Joe Weinman, Contributor

March 26, 2013

3 Min Read

As is intended by such open contests, the winners weren't experts in movie recommendations, but in statistics, machine learning and computing. The Goldcorp Challenge turned around a Canadian gold mining company near bankruptcy to a recent market capitalization of more than $26 billion, and was won by a team of 3-D modelers and geoscientists with no prior familiarity with the geology of the mine. GE is running a challenge called Flight Quest in which it's releasing months of airline-related data in hopes someone can create an algorithm to augment pilots' decision-making processes in real time.

Some have taken issue with the original Netflix Prize, arguing that Netflix overpaid, the final prizewinning algorithm was never implemented, or that the business shifted from DVD rental to streaming. The algorithm that won the progress prize was tuned for Netflix's scale, and then was put into production. The fact that the next set of incremental improvements was not implemented does not detract from the fact that the prize achieved its goal: a substantial improvement in the algorithm.

Moreover it is the nature of innovation that there are no guarantees of success.

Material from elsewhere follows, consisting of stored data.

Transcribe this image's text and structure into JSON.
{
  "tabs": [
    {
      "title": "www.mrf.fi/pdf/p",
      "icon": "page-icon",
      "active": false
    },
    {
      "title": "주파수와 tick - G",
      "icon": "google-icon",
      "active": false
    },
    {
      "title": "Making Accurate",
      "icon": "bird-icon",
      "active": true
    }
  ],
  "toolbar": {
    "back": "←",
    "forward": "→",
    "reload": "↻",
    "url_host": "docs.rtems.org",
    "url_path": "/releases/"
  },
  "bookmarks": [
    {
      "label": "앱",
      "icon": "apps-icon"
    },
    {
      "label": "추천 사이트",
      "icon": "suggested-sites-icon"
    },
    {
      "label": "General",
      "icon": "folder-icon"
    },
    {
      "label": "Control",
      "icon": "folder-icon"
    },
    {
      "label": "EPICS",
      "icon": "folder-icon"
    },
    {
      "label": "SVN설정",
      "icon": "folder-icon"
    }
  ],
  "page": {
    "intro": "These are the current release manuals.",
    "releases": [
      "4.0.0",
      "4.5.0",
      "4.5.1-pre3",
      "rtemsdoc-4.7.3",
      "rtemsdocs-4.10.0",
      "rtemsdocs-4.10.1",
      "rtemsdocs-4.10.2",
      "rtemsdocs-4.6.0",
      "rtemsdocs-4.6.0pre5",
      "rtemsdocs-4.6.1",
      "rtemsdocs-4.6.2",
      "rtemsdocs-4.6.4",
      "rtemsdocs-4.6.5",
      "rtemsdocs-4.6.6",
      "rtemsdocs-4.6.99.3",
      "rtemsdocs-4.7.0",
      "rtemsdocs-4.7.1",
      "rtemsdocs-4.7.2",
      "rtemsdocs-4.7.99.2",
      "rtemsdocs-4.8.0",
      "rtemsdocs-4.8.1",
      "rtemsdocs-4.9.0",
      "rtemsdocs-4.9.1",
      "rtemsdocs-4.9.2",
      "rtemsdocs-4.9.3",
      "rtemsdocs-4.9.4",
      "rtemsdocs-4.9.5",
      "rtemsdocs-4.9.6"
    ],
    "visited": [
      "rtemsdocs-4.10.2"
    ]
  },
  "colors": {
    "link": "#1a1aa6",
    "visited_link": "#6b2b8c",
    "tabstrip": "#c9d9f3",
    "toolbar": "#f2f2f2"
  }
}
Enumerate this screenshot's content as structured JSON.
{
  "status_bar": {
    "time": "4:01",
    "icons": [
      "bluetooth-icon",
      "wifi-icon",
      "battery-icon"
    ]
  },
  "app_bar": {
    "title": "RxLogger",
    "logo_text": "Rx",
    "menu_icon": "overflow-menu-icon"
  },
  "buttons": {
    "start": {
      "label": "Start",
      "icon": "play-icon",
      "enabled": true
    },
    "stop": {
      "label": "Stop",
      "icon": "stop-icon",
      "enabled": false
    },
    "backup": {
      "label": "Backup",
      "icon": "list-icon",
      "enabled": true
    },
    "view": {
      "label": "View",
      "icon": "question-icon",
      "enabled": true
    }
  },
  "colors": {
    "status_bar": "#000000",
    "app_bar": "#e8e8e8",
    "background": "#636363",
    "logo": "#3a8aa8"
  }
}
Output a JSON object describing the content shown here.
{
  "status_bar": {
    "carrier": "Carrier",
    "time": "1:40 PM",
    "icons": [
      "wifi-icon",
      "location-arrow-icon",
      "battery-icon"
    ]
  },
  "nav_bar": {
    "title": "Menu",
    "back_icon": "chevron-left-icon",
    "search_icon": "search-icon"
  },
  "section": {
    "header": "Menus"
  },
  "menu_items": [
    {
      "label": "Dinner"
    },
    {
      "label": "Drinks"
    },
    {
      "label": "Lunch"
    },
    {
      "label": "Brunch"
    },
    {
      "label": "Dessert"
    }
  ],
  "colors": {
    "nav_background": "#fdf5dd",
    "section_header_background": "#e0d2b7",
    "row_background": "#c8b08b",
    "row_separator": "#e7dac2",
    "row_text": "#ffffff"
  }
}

Getting additional informed perspectives on the limits of performance of recommendation algorithms is worthwhile: It's one thing for the lead recommendation algorithm designers at Netflix to say "this is the best we could do," and another to say "this is the best that anyone could do."

Finally, while a million dollars is not a trivial amount of money, it was a small investment compared to Netflix's $3.6 billion 2012 revenue, and equivalent to the fully loaded salaries of a handful of researchers for one year. That makes it extremely cost effective, even before accounting for the public relations value.

Often, ideas generated from innovation markets and contests such as this are used to enhance strategic advantage, acquire protected intellectual property such as patents and trade secrets, or enhance existing or create new products and services. This is fair: A company is paying for expertise and innovation in the form of a contest prize rather than R&D salaries. The learnings from the Netflix Prize could have been treated as proprietary and confidential, but instead were published; and to Netflix's credit, the same open sharing will apply to the Netflix Cloud Prize. After all, for the Netflix Prize, the value was not just in the algorithm, but the algorithm applied to Netflix's existing processes at Netflix's scale.

For the Netflix Cloud Prize, the value is not just in the tools being devised or enhanced, but applying those tools to improve the usability, quality, performance, reliability and security of cloud computing, a delivery model that permeates Netflix's operations. By leveraging an open source approach, Netflix is driving accelerated improvements to the cloud ecosystem, certainly assisting with its own service, but fostering a virtuous cycle of intercompany collaboration that benefits all.

The Web and the cloud have the power to support the growth of contests, both in creating virtual innovation markets that match challenges with contestants and in providing computing power on demand to support the cost-effective analytics that some contestants require to test their algorithms, whether recommendation engines, molecular dynamics, in-flight decisions or cloud software. I'm looking forward to November, when the prize winners will be announced at Amazon Web Services re:Invent.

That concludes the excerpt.